Mein Blick wich in die Ferne zu Zach, der gerade seine Rüstung in die Hand gedrückt bekam. Gleichzeitig rutschte mir das Herz um einiges tiefer. Er würde mit den Soldaten gehen, er müsste nach diesem Dinosaurier suchen und er könnte wegen Allek verletzt werden, wenn nicht sogar sterben. „Und was ist, wenn sie so enden wie T11?", fragte ich leise und versuchte meine Emotionen unter Kontrolle zu behalten. Sie schienen plötzlich meinen ganzen Körper mir Angst und Wut auszufüllen.
„Dann wissen wir, dass die einzige Lösung die Bombardierung dieser Insel ist", sagte er und stand von der Bank auf.
„Können Sie nicht wenigstens Zach aus dem Trupp herausnehmen? Ich könnte es mir nicht verzeihen, wenn ihm etwas zustößt", meinte ich leise und schaute Allek hoffnungsvoll an.
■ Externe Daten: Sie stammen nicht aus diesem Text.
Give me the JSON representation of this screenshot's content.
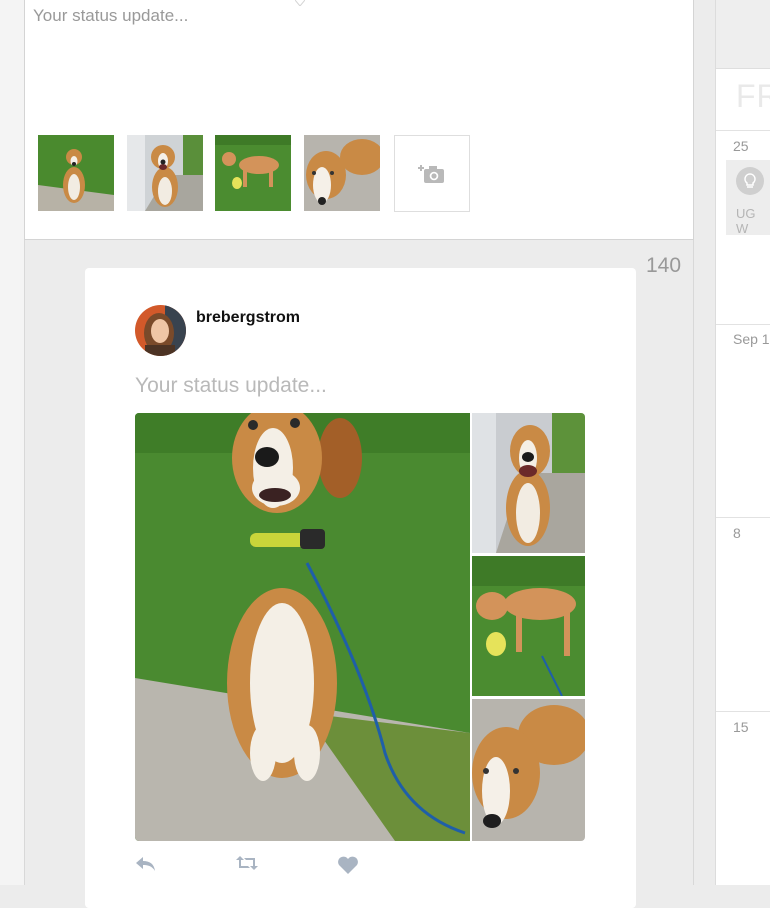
{
  "composer": {
    "placeholder": "Your status update...",
    "thumbnails": [
      {
        "icon": "dog-sitting-photo"
      },
      {
        "icon": "dog-smiling-photo"
      },
      {
        "icon": "dog-standing-photo"
      },
      {
        "icon": "dog-lying-photo"
      }
    ],
    "add_photo_icon": "camera-plus-icon"
  },
  "preview": {
    "char_count": "140",
    "username": "brebergstrom",
    "status_placeholder": "Your status update...",
    "actions": [
      "reply-icon",
      "retweet-icon",
      "like-icon"
    ]
  },
  "calendar": {
    "day_name": "FR",
    "dates": [
      "25",
      "Sep 1",
      "8",
      "15"
    ],
    "event_label": "UG W"
  },
  "colors": {
    "panel_bg": "#ececec",
    "card_bg": "#ffffff",
    "muted_text": "#999999",
    "action_icon": "#a9b4c2"
  }
}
Dieser schüttelte jedoch den Kopf und schaute mich vernichtend an. „Das kann ich nicht machen. Ich kann nicht einfach nach Wünschen gehen. Außerdem stehen Sie hier gerade ganz weit unten, Krüppel, und ich würde in Ihrer Situation lieber nichts verlangen. Denn auf Sie wird niemand hören", knurrte er dunkel und drehte sich von mir weg.
Meine Hände ballten sich zu Fäusten und mir wurde übel vor Wut. „Und was soll ich denn tun? Sie sind doch sicherlich nicht nur hier gewesen, um mir dies zu erzählen!", fauchte ich und krallte meine Finger in das harte Holz der Bank.
Allek drehte sich zu mir herum. „Sie müssen uns lediglich dabei helfen den zweiten Dinosaurier zu finden."